You play as a couple of plushy guys who have to navigate a world made up of fabric cubes in order to meet up with each other, at which point you both do a little dance and the level’s over. The level design and puzzles are very clever and imaginative, the art’s nice, the music’s catchy, there’s even an achievement where you have to play the game’s theme by selecting items in the main menu, and it’s all cute and polished (there are occasional typos, perfectly understandable from a Swedish development studio). A completely non-violent, cooperative game that doesn’t insult your intelligence and shows a high level of attention to detail? That’s exactly what the industry needs.

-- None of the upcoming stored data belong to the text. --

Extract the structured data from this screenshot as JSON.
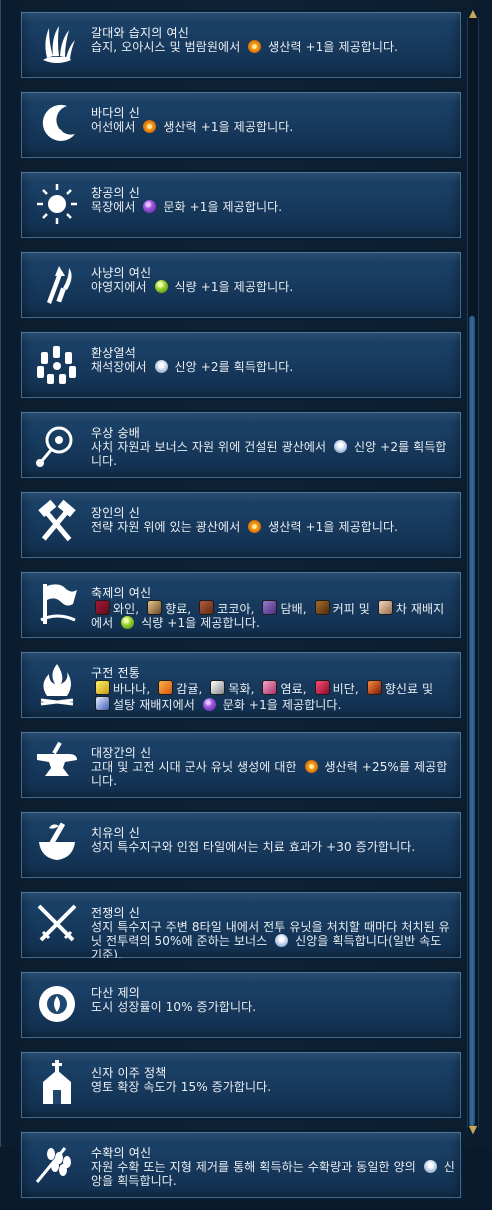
{
  "beliefs": [
    {
      "icon": "marsh-reeds-icon",
      "title": "갈대와 습지의 여신",
      "desc": [
        {
          "t": "text",
          "v": "습지, 오아시스 및 범람원에서 "
        },
        {
          "t": "yield",
          "k": "y-prod",
          "n": "production-icon"
        },
        {
          "t": "text",
          "v": " 생산력 +1을 제공합니다."
        }
      ]
    },
    {
      "icon": "crescent-waves-icon",
      "title": "바다의 신",
      "desc": [
        {
          "t": "text",
          "v": "어선에서 "
        },
        {
          "t": "yield",
          "k": "y-prod",
          "n": "production-icon"
        },
        {
          "t": "text",
          "v": " 생산력 +1을 제공합니다."
        }
      ]
    },
    {
      "icon": "sun-icon",
      "title": "창공의 신",
      "desc": [
        {
          "t": "text",
          "v": "목장에서 "
        },
        {
          "t": "yield",
          "k": "y-culture",
          "n": "culture-icon"
        },
        {
          "t": "text",
          "v": " 문화 +1을 제공합니다."
        }
      ]
    },
    {
      "icon": "spear-knife-icon",
      "title": "사냥의 여신",
      "desc": [
        {
          "t": "text",
          "v": "야영지에서 "
        },
        {
          "t": "yield",
          "k": "y-food",
          "n": "food-icon"
        },
        {
          "t": "text",
          "v": " 식량 +1을 제공합니다."
        }
      ]
    },
    {
      "icon": "stone-circle-icon",
      "title": "환상열석",
      "desc": [
        {
          "t": "text",
          "v": "채석장에서 "
        },
        {
          "t": "yield",
          "k": "y-faith",
          "n": "faith-icon"
        },
        {
          "t": "text",
          "v": " 신앙 +2를 획득합니다."
        }
      ]
    },
    {
      "icon": "prayer-beads-icon",
      "title": "우상 숭배",
      "desc": [
        {
          "t": "text",
          "v": "사치 자원과 보너스 자원 위에 건설된 광산에서 "
        },
        {
          "t": "yield",
          "k": "y-faith",
          "n": "faith-icon"
        },
        {
          "t": "text",
          "v": " 신앙 +2를 획득합니다."
        }
      ]
    },
    {
      "icon": "crossed-hammers-icon",
      "title": "장인의 신",
      "desc": [
        {
          "t": "text",
          "v": "전략 자원 위에 있는 광산에서 "
        },
        {
          "t": "yield",
          "k": "y-prod",
          "n": "production-icon"
        },
        {
          "t": "text",
          "v": " 생산력 +1을 제공합니다."
        }
      ]
    },
    {
      "icon": "festival-flag-icon",
      "title": "축제의 여신",
      "desc": [
        {
          "t": "res",
          "k": "r-wine",
          "n": "wine-icon"
        },
        {
          "t": "text",
          "v": "와인, "
        },
        {
          "t": "res",
          "k": "r-incense",
          "n": "incense-icon"
        },
        {
          "t": "text",
          "v": "향료, "
        },
        {
          "t": "res",
          "k": "r-cocoa",
          "n": "cocoa-icon"
        },
        {
          "t": "text",
          "v": "코코아, "
        },
        {
          "t": "res",
          "k": "r-tobacco",
          "n": "tobacco-icon"
        },
        {
          "t": "text",
          "v": "담배, "
        },
        {
          "t": "res",
          "k": "r-coffee",
          "n": "coffee-icon"
        },
        {
          "t": "text",
          "v": "커피 및 "
        },
        {
          "t": "res",
          "k": "r-tea",
          "n": "tea-icon"
        },
        {
          "t": "text",
          "v": "차 재배지에서 "
        },
        {
          "t": "yield",
          "k": "y-food",
          "n": "food-icon"
        },
        {
          "t": "text",
          "v": " 식량 +1을 제공합니다."
        }
      ]
    },
    {
      "icon": "campfire-icon",
      "title": "구전 전통",
      "desc": [
        {
          "t": "res",
          "k": "r-banana",
          "n": "banana-icon"
        },
        {
          "t": "text",
          "v": "바나나, "
        },
        {
          "t": "res",
          "k": "r-citrus",
          "n": "citrus-icon"
        },
        {
          "t": "text",
          "v": "감귤, "
        },
        {
          "t": "res",
          "k": "r-cotton",
          "n": "cotton-icon"
        },
        {
          "t": "text",
          "v": "목화, "
        },
        {
          "t": "res",
          "k": "r-dye",
          "n": "dye-icon"
        },
        {
          "t": "text",
          "v": "염료, "
        },
        {
          "t": "res",
          "k": "r-silk",
          "n": "silk-icon"
        },
        {
          "t": "text",
          "v": "비단, "
        },
        {
          "t": "res",
          "k": "r-spice",
          "n": "spice-icon"
        },
        {
          "t": "text",
          "v": "향신료 및 "
        },
        {
          "t": "res",
          "k": "r-sugar",
          "n": "sugar-icon"
        },
        {
          "t": "text",
          "v": "설탕 재배지에서 "
        },
        {
          "t": "yield",
          "k": "y-culture",
          "n": "culture-icon"
        },
        {
          "t": "text",
          "v": " 문화 +1을 제공합니다."
        }
      ]
    },
    {
      "icon": "anvil-icon",
      "title": "대장간의 신",
      "desc": [
        {
          "t": "text",
          "v": "고대 및 고전 시대 군사 유닛 생성에 대한 "
        },
        {
          "t": "yield",
          "k": "y-prod",
          "n": "production-icon"
        },
        {
          "t": "text",
          "v": " 생산력 +25%를 제공합니다."
        }
      ]
    },
    {
      "icon": "mortar-pestle-icon",
      "title": "치유의 신",
      "desc": [
        {
          "t": "text",
          "v": "성지 특수지구와 인접 타일에서는 치료 효과가 +30 증가합니다."
        }
      ]
    },
    {
      "icon": "crossed-swords-icon",
      "title": "전쟁의 신",
      "desc": [
        {
          "t": "text",
          "v": "성지 특수지구 주변 8타일 내에서 전투 유닛을 처치할 때마다 처치된 유닛 전투력의 50%에 준하는 보너스 "
        },
        {
          "t": "yield",
          "k": "y-faith",
          "n": "faith-icon"
        },
        {
          "t": "text",
          "v": " 신앙을 획득합니다(일반 속도 기준)."
        }
      ]
    },
    {
      "icon": "lotus-flower-icon",
      "title": "다산 제의",
      "desc": [
        {
          "t": "text",
          "v": "도시 성장률이 10% 증가합니다."
        }
      ]
    },
    {
      "icon": "chapel-icon",
      "title": "신자 이주 정책",
      "desc": [
        {
          "t": "text",
          "v": "영토 확장 속도가 15% 증가합니다."
        }
      ]
    },
    {
      "icon": "grain-harvest-icon",
      "title": "수확의 여신",
      "desc": [
        {
          "t": "text",
          "v": "자원 수확 또는 지형 제거를 통해 획득하는 수확량과 동일한 양의 "
        },
        {
          "t": "yield",
          "k": "y-faith",
          "n": "faith-icon"
        },
        {
          "t": "text",
          "v": " 신앙을 획득합니다."
        }
      ]
    }
  ],
  "scroll": {
    "position": 0.27,
    "up_arrow": "scroll-up-arrow-icon",
    "down_arrow": "scroll-down-arrow-icon"
  },
  "colors": {
    "panel": "#0e2338",
    "card": "#1f4770",
    "text": "#f3f6f9",
    "accent": "#c9a75a"
  }
}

Except I came to a point where the whole illusion was shattered and the game suddenly and violently stopped being charming. It was around the level that’s an homage to World of Goo — a very nice touch, since the inspirations from that game are clear. Not in the gameplay mechanics, but in presentation: there are obvious things like the big collector device that comes down to pick up your collected leaves, and also the overall tone of the presentation, with its random goofy “character background” descriptions during level loads. The whole game feels like a mash-up of World of Goo with LittleBigPlanet and Super Mario Galaxy and Machinarium and probably others I’m either forgetting or have never seen.

But it creates a cuteness overflow error, where trying to add one more to the cuteness level turns the whole thing negative and makes it repulsive. Okay, “repulsive” is too strong — maybe “forced” is more accurate. It no longer feels genuine, but more like an endearing quirk that’s mutated into an insufferable affectation.

It doesn’t keep the game from being fun or imaginative, and it doesn’t keep it from getting a recommendation from me. But I’m bringing it up not just to be curmudgeonly, but to request that it doesn’t become a trend among the indie game community. I’d hate to see “like LittleBigPlanet” become a thing just like the clones of Diablo, StarCraft (which borrowed everything it had from Aliens), Battlefield, and so on. A huge part of the appeal of these games is that they break through the norm and exist as celebrations of pure originality.

One thought on “Twee’s Company”

  1. Something about ilomilo just really didn’t appeal to me. I think right off the bat, it was too “LOOK AT HOW CUTE” from the start, and the actual mechanics, at least in the demo, were boring. After 5 minutes, it felt like work. After that, all the cuteness in the world really didn’t make any difference.